Assim que se viu sozinha, Glenda sentou-se num banco e escondeu o rosto entre as mãos. Estava trêmula, mas procurou se armar de coragem e decidir: ficar ali, e tentar enfrentar uma situação em que tinha se metido em parte por sua culpa, ou fugir pela saída que a criada utilizara, e tentar encontrar uma acomodação para passar a noite?

Teria que ser uma hospedaria na cidadezinha pela qual haviam passado ao virem para o castelo. Sentia menos medo de andar sozinha pelos campos escuros do que de permanecer naquela torre, como um animal preso numa armadilha.

Ficou de pé, respirou fundo algumas vezes e depois abriu a porta por onde Fleur havia desaparecido. Dava para uma escada em caracol, iluminada por uma arandela presa à parede. Desceu correndo os degraus até chegar a uma pesada porta de madeira, com uma tranca de ferro.

Abriu-a sem dificuldade e deu um passo para a escuridão da noite… mas sentiu-se repentinamente presa entre braços de ferro.

— Sabia que tentaria fugir, menina.

Malraux a agarrou com força, obrigando-a a se virar para ele. Seu coração saltou agitado e ela soltou um grito. Não lhe ocorrera que ele pudesse adivinhar suas intenções, e nunca levara um susto tão grande.

— Maldito! — exclamou.

— Sem dúvida!

Seus dedos se enterravam com violência na cintura fina, e logo Glenda compreendeu a inutilidade de lutar contra ele.

— Tire as mãos de cima de mim… Você é insuportável!

— E você é uma idiota.

Então, como se não lhe importasse que ela pudesse se machucar, inclinou-a para trás com brutalidade e silenciou sua boca com a dele. Seus lábios eram duros e ardentes.

Louco de raiva, beijou-a até deixá-la sem fôlego. E mesmo depois de levantar a cabeça ainda a manteve com o corpo colado ao dele.

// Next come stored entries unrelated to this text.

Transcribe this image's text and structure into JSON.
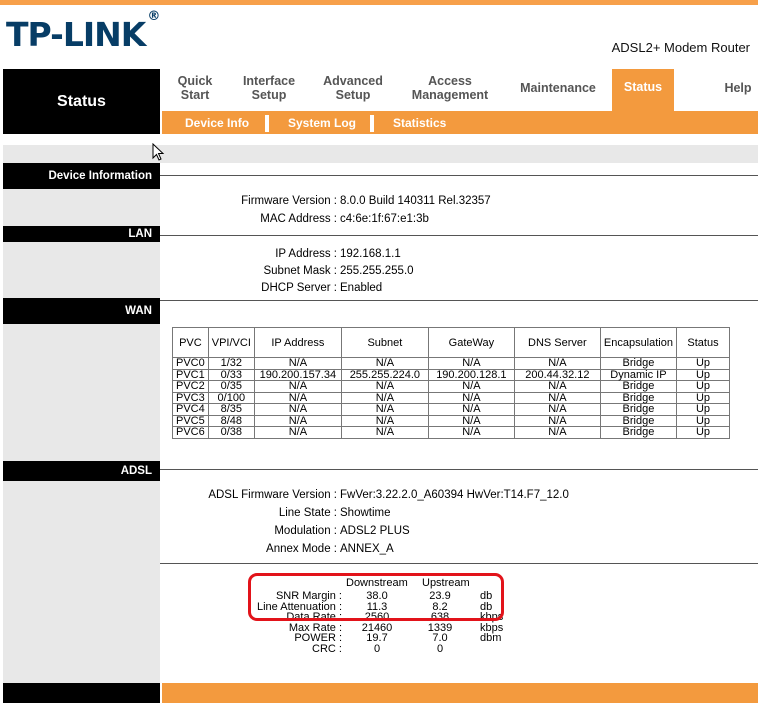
{
  "brand": {
    "logo": "TP-LINK",
    "reg": "®",
    "product": "ADSL2+ Modem Router"
  },
  "nav": {
    "section_title": "Status",
    "items": [
      {
        "l1": "Quick",
        "l2": "Start"
      },
      {
        "l1": "Interface",
        "l2": "Setup"
      },
      {
        "l1": "Advanced",
        "l2": "Setup"
      },
      {
        "l1": "Access",
        "l2": "Management"
      },
      {
        "l1": "Maintenance",
        "l2": ""
      },
      {
        "l1": "Status",
        "l2": ""
      },
      {
        "l1": "Help",
        "l2": ""
      }
    ],
    "subtabs": [
      "Device Info",
      "System Log",
      "Statistics"
    ]
  },
  "sections": {
    "device": "Device Information",
    "lan": "LAN",
    "wan": "WAN",
    "adsl": "ADSL"
  },
  "device": {
    "firmware_label": "Firmware Version :",
    "firmware": "8.0.0 Build 140311 Rel.32357",
    "mac_label": "MAC Address :",
    "mac": "c4:6e:1f:67:e1:3b"
  },
  "lan": {
    "ip_label": "IP Address :",
    "ip": "192.168.1.1",
    "mask_label": "Subnet Mask :",
    "mask": "255.255.255.0",
    "dhcp_label": "DHCP Server :",
    "dhcp": "Enabled"
  },
  "wan": {
    "headers": [
      "PVC",
      "VPI/VCI",
      "IP Address",
      "Subnet",
      "GateWay",
      "DNS Server",
      "Encapsulation",
      "Status"
    ],
    "rows": [
      [
        "PVC0",
        "1/32",
        "N/A",
        "N/A",
        "N/A",
        "N/A",
        "Bridge",
        "Up"
      ],
      [
        "PVC1",
        "0/33",
        "190.200.157.34",
        "255.255.224.0",
        "190.200.128.1",
        "200.44.32.12",
        "Dynamic IP",
        "Up"
      ],
      [
        "PVC2",
        "0/35",
        "N/A",
        "N/A",
        "N/A",
        "N/A",
        "Bridge",
        "Up"
      ],
      [
        "PVC3",
        "0/100",
        "N/A",
        "N/A",
        "N/A",
        "N/A",
        "Bridge",
        "Up"
      ],
      [
        "PVC4",
        "8/35",
        "N/A",
        "N/A",
        "N/A",
        "N/A",
        "Bridge",
        "Up"
      ],
      [
        "PVC5",
        "8/48",
        "N/A",
        "N/A",
        "N/A",
        "N/A",
        "Bridge",
        "Up"
      ],
      [
        "PVC6",
        "0/38",
        "N/A",
        "N/A",
        "N/A",
        "N/A",
        "Bridge",
        "Up"
      ]
    ]
  },
  "adsl": {
    "fw_label": "ADSL Firmware Version :",
    "fw": "FwVer:3.22.2.0_A60394 HwVer:T14.F7_12.0",
    "state_label": "Line State :",
    "state": "Showtime",
    "mod_label": "Modulation :",
    "mod": "ADSL2 PLUS",
    "annex_label": "Annex Mode :",
    "annex": "ANNEX_A",
    "col_down": "Downstream",
    "col_up": "Upstream",
    "stats": [
      {
        "label": "SNR Margin :",
        "down": "38.0",
        "up": "23.9",
        "unit": "db"
      },
      {
        "label": "Line Attenuation :",
        "down": "11.3",
        "up": "8.2",
        "unit": "db"
      },
      {
        "label": "Data Rate :",
        "down": "2560",
        "up": "638",
        "unit": "kbps"
      },
      {
        "label": "Max Rate :",
        "down": "21460",
        "up": "1339",
        "unit": "kbps"
      },
      {
        "label": "POWER :",
        "down": "19.7",
        "up": "7.0",
        "unit": "dbm"
      },
      {
        "label": "CRC :",
        "down": "0",
        "up": "0",
        "unit": ""
      }
    ]
  }
}
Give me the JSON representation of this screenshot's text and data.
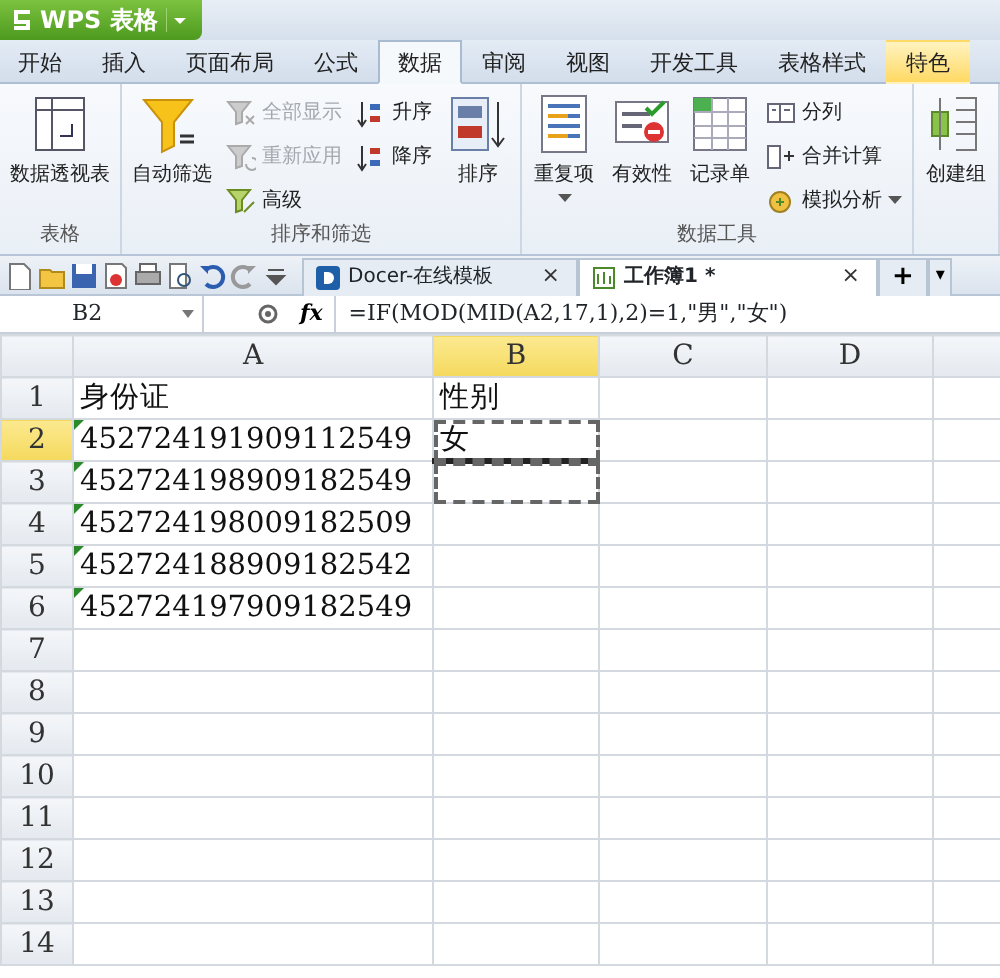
{
  "app_button": {
    "label": "WPS 表格"
  },
  "menu_tabs": [
    {
      "label": "开始",
      "selected": false,
      "kind": "normal"
    },
    {
      "label": "插入",
      "selected": false,
      "kind": "normal"
    },
    {
      "label": "页面布局",
      "selected": false,
      "kind": "normal"
    },
    {
      "label": "公式",
      "selected": false,
      "kind": "normal"
    },
    {
      "label": "数据",
      "selected": true,
      "kind": "normal"
    },
    {
      "label": "审阅",
      "selected": false,
      "kind": "normal"
    },
    {
      "label": "视图",
      "selected": false,
      "kind": "normal"
    },
    {
      "label": "开发工具",
      "selected": false,
      "kind": "normal"
    },
    {
      "label": "表格样式",
      "selected": false,
      "kind": "normal"
    },
    {
      "label": "特色",
      "selected": false,
      "kind": "special"
    }
  ],
  "ribbon_groups": [
    {
      "label": "表格",
      "items": [
        {
          "kind": "large",
          "label": "数据透视表",
          "dropdown": false
        }
      ]
    },
    {
      "label": "排序和筛选",
      "items": [
        {
          "kind": "large",
          "label": "自动筛选",
          "dropdown": false
        },
        {
          "kind": "stack",
          "items": [
            {
              "label": "全部显示",
              "disabled": true
            },
            {
              "label": "重新应用",
              "disabled": true
            },
            {
              "label": "高级",
              "disabled": false
            }
          ]
        },
        {
          "kind": "stack",
          "items": [
            {
              "label": "升序",
              "disabled": false
            },
            {
              "label": "降序",
              "disabled": false
            }
          ]
        },
        {
          "kind": "large",
          "label": "排序",
          "dropdown": false
        }
      ]
    },
    {
      "label": "数据工具",
      "items": [
        {
          "kind": "large",
          "label": "重复项",
          "dropdown": true
        },
        {
          "kind": "large",
          "label": "有效性",
          "dropdown": false
        },
        {
          "kind": "large",
          "label": "记录单",
          "dropdown": false
        },
        {
          "kind": "stack",
          "items": [
            {
              "label": "分列",
              "disabled": false
            },
            {
              "label": "合并计算",
              "disabled": false
            },
            {
              "label": "模拟分析",
              "disabled": false,
              "dropdown": true
            }
          ]
        }
      ]
    },
    {
      "items": [
        {
          "kind": "large",
          "label": "创建组",
          "dropdown": false
        }
      ]
    }
  ],
  "doc_tabs": [
    {
      "label": "Docer-在线模板",
      "close": "×",
      "selected": false
    },
    {
      "label": "工作簿1 *",
      "close": "×",
      "selected": true
    }
  ],
  "new_tab_button": "+",
  "tab_menu_button": "▾",
  "name_box": "B2",
  "fx_label": "fx",
  "formula": "=IF(MOD(MID(A2,17,1),2)=1,\"男\",\"女\")",
  "columns": [
    {
      "label": "A",
      "selected": false
    },
    {
      "label": "B",
      "selected": true
    },
    {
      "label": "C",
      "selected": false
    },
    {
      "label": "D",
      "selected": false
    }
  ],
  "rows": [
    {
      "label": "1",
      "selected": false,
      "cells": [
        {
          "text": "身份证",
          "flagged": false,
          "selected": false
        },
        {
          "text": "性别",
          "flagged": false,
          "selected": false
        }
      ]
    },
    {
      "label": "2",
      "selected": true,
      "cells": [
        {
          "text": "452724191909112549",
          "flagged": true,
          "selected": false
        },
        {
          "text": "女",
          "flagged": false,
          "selected": true
        }
      ]
    },
    {
      "label": "3",
      "selected": false,
      "cells": [
        {
          "text": "452724198909182549",
          "flagged": true,
          "selected": false
        },
        {
          "flagged": false,
          "selected": true
        }
      ]
    },
    {
      "label": "4",
      "selected": false,
      "cells": [
        {
          "text": "452724198009182509",
          "flagged": true,
          "selected": false
        }
      ]
    },
    {
      "label": "5",
      "selected": false,
      "cells": [
        {
          "text": "452724188909182542",
          "flagged": true,
          "selected": false
        }
      ]
    },
    {
      "label": "6",
      "selected": false,
      "cells": [
        {
          "text": "452724197909182549",
          "flagged": true,
          "selected": false
        }
      ]
    },
    {
      "label": "7",
      "selected": false,
      "cells": []
    },
    {
      "label": "8",
      "selected": false,
      "cells": []
    },
    {
      "label": "9",
      "selected": false,
      "cells": []
    },
    {
      "label": "10",
      "selected": false,
      "cells": []
    },
    {
      "label": "11",
      "selected": false,
      "cells": []
    },
    {
      "label": "12",
      "selected": false,
      "cells": []
    },
    {
      "label": "13",
      "selected": false,
      "cells": []
    },
    {
      "label": "14",
      "selected": false,
      "cells": []
    }
  ]
}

— Por favor, não vá ter um ataque do coração — zombou.

— Oh, se eu soubesse…

— O que, minha cara?

— Que você era tão grosseiro!

— Porque não permiti que fugisse de mim? O tempo para isso acabou no momento em que fez seu juramento na igreja. Eu teria aceitado uma recusa sem problemas. Mas você ficou tranqüila e não disse nada quando o padre perguntou se havia algum impedimento para nos unir. Vi seus olhos através do véu e eles me deram a impressão de serem os de uma raposa presa numa armadilha. Mesmo assim você continuou respondendo “sim” a tudo. Quando peguei sua mão para pôr a aliança, parecia um bloco de gelo. Então compreendi por que você ocultava o rosto… Para que eu não ficasse chocado com a sua palidez. Na época em que ficamos noivos, você ainda era romântica, e foi capaz de sussurrar ao ouvido do meu avô que “eu parecia um príncipe. Ele achou muito engraçado e mais tarde me contou: “A menina está encantada com você, meu rapaz. É bom que não a decepcione”.

Ficou em silêncio por alguns instantes e depois completou:

— Sinto muito que tenha ficado desapontada comigo, ma chérie. Mas eu poderia lhe dizer que a recíproca é verdadeira. Você não tem nada da ardente garotinha de que me lembro!

Presa no anel de ferro de seus braços, Glenda pensou em esclarecer tudo naquele mesmo momento. Porém, a verdade só serviria para macular a memória de Edith Hartwell, mostrando-a como alguém que tinha trapaceado para arrancar dinheiro da família Malraux. Glenda não podia fazer uma coisa daquelas e preferiu engolir as palavras que poderiam levar Malraux a entender sua atitude. Era melhor que aquele homem continuasse pensando que ela não agüentava olhá-lo quando na realidade o que a apavorava era ter um estranho por marido.

Na verdade, não podia culpar Edith por essa situação. Aquela mulher adorável e impulsiva havia acolhido a órfã e lhe dado seu amor. Nada Poderia diminuir o carinho que Glenda lhe dedicava, nem apagar a lembrança da primeira vez em que a vira.

— Oh, mas que perninhas mais finas! — Edith tinha dito. — Precisa engordar um pouco, minha queridinha.

Depois arrastou a garota para um lindo restaurante e a enchera de sorvete de chocolate e bombons. Edith não comia muito, mas adorava champanhe, e ficou bebericando sua Bollinger, parecendo aos olhos da pobre menina uma verdadeira fada-madrinha.

Glenda nunca poderia trair aquela mulher que fora tão boa para ela… E manteve a boca fechada, suportando em silêncio a zombaria e a cólera de Malraux.

— Para o inferno, se acha meu rosto desagradável! Você é tão vazia como as outras mulheres…

Os olhos cor de âmbar brilhavam no rosto claro e delicado, vendo ao longe os pesados portões, agora fechados por causa da noite.

— De nada adianta contemplar os portões. Não vai poder escapar de mim. Todas as terras aqui em volta me pertencem. Agora voltemos ao nosso apartamento, e desta vez fará como mandei.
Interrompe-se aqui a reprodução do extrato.